By characterizing the letter as demanding "indefinite leave" (majority mem at 884), the majority resolves the letter's ambiguities in favor of Intesa, rather than plaintiff. This runs counter to our usual [*7]review of a CPLR 3211 motion (see Leon, 84 NY2d at 87), and lessens Intesa's burden to provide documentary evidence that conclusively refutes plaintiff's allegations (see id.; Goshen, 98 NY2d at 326).

I see no reason to embrace the majority's one-sided view when the letter is not susceptible to one unambiguous reading. Although the letter states that plaintiff "remains unable to return to work in any capacity," it does not state that plaintiff is seeking indefinite leave or otherwise indicate that he would never be able to return to work. The letter instead explains that, because plaintiff is still sick, his return to work date is presently "indeterminate." The letter also makes clear that plaintiff does not wish to " 'abandon his position' " with Intesa, an assertion which, at a minimum, calls into question the majority's notion{**22 NY3d at 889} that plaintiff never intended to return to work. Moreover, given that the letter inquired into plaintiff's continued eligibility to receive his salary under Intesa's policy, it seems likely that, as later alleged in the complaint, plaintiff was requesting a temporary rather than a permanent leave of absence.

The majority holds that, under the State HRL, indefinite leave is not a reasonable accommodation as a matter of law. I disagree. A request for indefinite leave does not categorically excuse an employer from its "duty to move forward to consider [that] accommodation" (9 NYCRR 466.11 [j] [4]). Thus, even if plaintiff's letter could be construed as requesting indefinite leave, Intesa was still required to consider that request rather than simply terminate plaintiff without further discussion (see id.; Phillips, 66 AD3d at 176; Pimentel, 29 AD3d at 149).

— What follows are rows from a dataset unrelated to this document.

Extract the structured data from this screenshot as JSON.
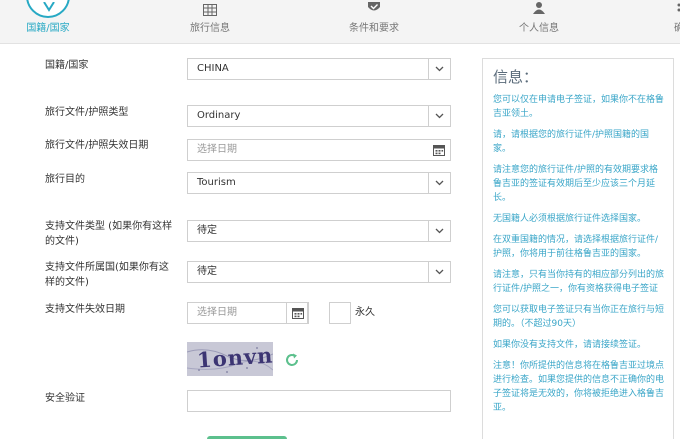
{
  "steps": [
    {
      "label": "国籍/国家",
      "icon": "location-pin-icon"
    },
    {
      "label": "旅行信息",
      "icon": "calendar-grid-icon"
    },
    {
      "label": "条件和要求",
      "icon": "shield-check-icon"
    },
    {
      "label": "个人信息",
      "icon": "user-icon"
    },
    {
      "label": "确",
      "icon": "overflow-icon"
    }
  ],
  "form": {
    "nationality": {
      "label": "国籍/国家",
      "value": "CHINA"
    },
    "doc_type": {
      "label": "旅行文件/护照类型",
      "value": "Ordinary"
    },
    "doc_expiry": {
      "label": "旅行文件/护照失效日期",
      "placeholder": "选择日期"
    },
    "purpose": {
      "label": "旅行目的",
      "value": "Tourism"
    },
    "support_type": {
      "label_l1": "支持文件类型 (如果你有这样",
      "label_l2": "的文件)",
      "value": "待定"
    },
    "support_country": {
      "label_l1": "支持文件所属国(如果你有这",
      "label_l2": "样的文件)",
      "value": "待定"
    },
    "support_expiry": {
      "label": "支持文件失效日期",
      "placeholder": "选择日期",
      "permanent_label": "永久"
    },
    "captcha": {
      "text": "1onvn"
    },
    "security": {
      "label": "安全验证",
      "value": ""
    }
  },
  "info": {
    "title": "信息：",
    "paragraphs": [
      "您可以仅在申请电子签证，如果你不在格鲁吉亚领土。",
      "请，请根据您的旅行证件/护照国籍的国家。",
      "请注意您的旅行证件/护照的有效期要求格鲁吉亚的签证有效期后至少应该三个月延长。",
      "无国籍人必须根据旅行证件选择国家。",
      "在双重国籍的情况，请选择根据旅行证件/护照，你将用于前往格鲁吉亚的国家。",
      "请注意，只有当你持有的相应部分列出的旅行证件/护照之一，你有资格获得电子签证",
      "您可以获取电子签证只有当你正在旅行与短期的。（不超过90天）",
      "如果你没有支持文件，请请接续签证。",
      "注意！你所提供的信息将在格鲁吉亚过境点进行检查。如果您提供的信息不正确你的电子签证将是无效的，你将被拒绝进入格鲁吉亚。"
    ]
  },
  "colors": {
    "accent": "#27a9c4",
    "info_text": "#3aa6c8",
    "button_green": "#5cc08d"
  }
}
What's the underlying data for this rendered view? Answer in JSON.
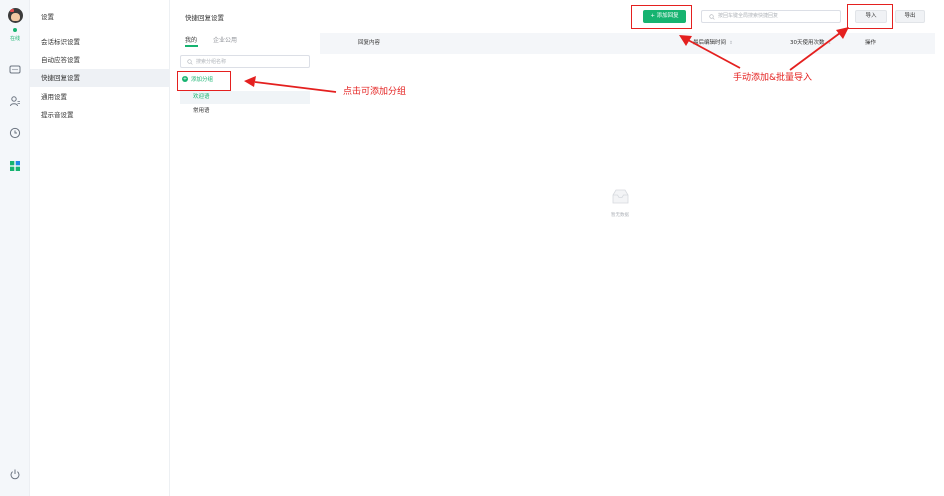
{
  "rail": {
    "status_label": "在线"
  },
  "menu": {
    "title": "设置",
    "items": [
      {
        "label": "会话标识设置"
      },
      {
        "label": "自动应答设置"
      },
      {
        "label": "快捷回复设置"
      },
      {
        "label": "通用设置"
      },
      {
        "label": "提示音设置"
      }
    ]
  },
  "header": {
    "title": "快捷回复设置",
    "add_button": "+ 添加回复",
    "search_placeholder": "按回车键全局搜索快捷回复",
    "import_button": "导入",
    "export_button": "导出"
  },
  "groups": {
    "tabs": [
      {
        "label": "我的"
      },
      {
        "label": "企业公用"
      }
    ],
    "search_placeholder": "搜索分组名称",
    "add_group_label": "添加分组",
    "items": [
      {
        "label": "欢迎语"
      },
      {
        "label": "常用语"
      }
    ]
  },
  "table": {
    "columns": [
      {
        "label": "回复内容"
      },
      {
        "label": "最后编辑时间"
      },
      {
        "label": "30天使用次数"
      },
      {
        "label": "操作"
      }
    ],
    "empty_text": "暂无数据"
  },
  "annotations": {
    "add_group_hint": "点击可添加分组",
    "add_import_hint": "手动添加&批量导入"
  },
  "colors": {
    "accent": "#16b370",
    "annotation": "#e4201f"
  }
}
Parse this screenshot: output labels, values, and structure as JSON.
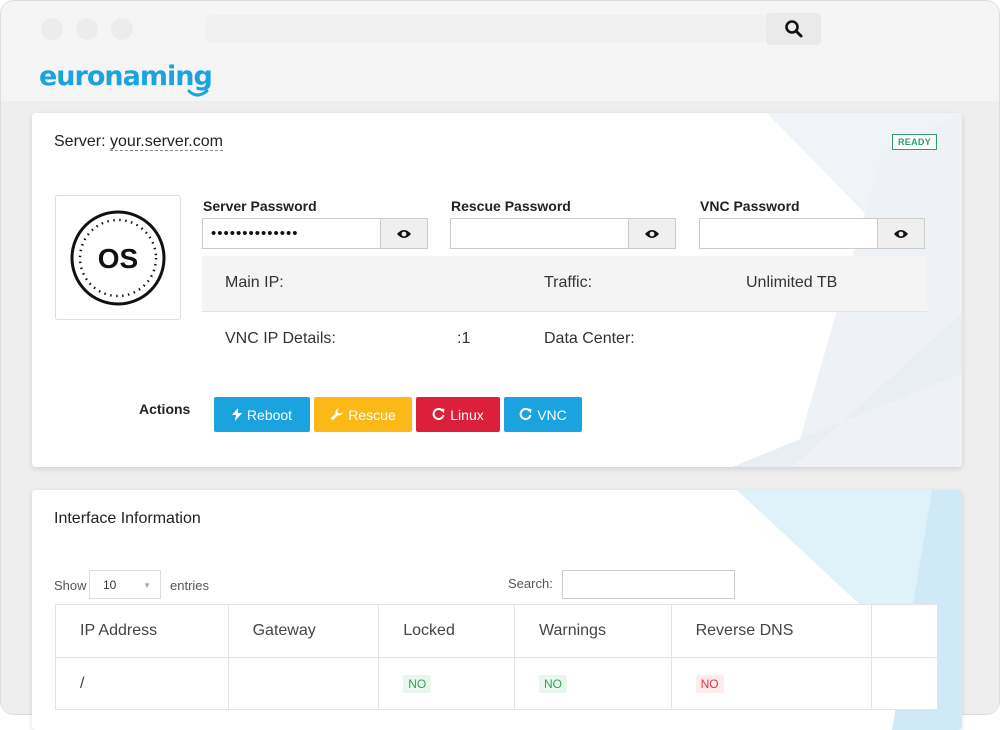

In sum, I concur with the majority's disposition of the second cause of action related to the City HRL, but for the reasons stated, I would reinstate the first cause of action related to the State HRL.

Judges Graffeo, Read, Smith and Pigott concur; Judge Abdus-Salaam dissents in part in an opinion in which Chief Judge Lippman and Judge Rivera concur.

Order, insofar as appealed from, modified, without costs, by reinstating the second cause of action of the complaint and, as so modified, affirmed, in a memorandum.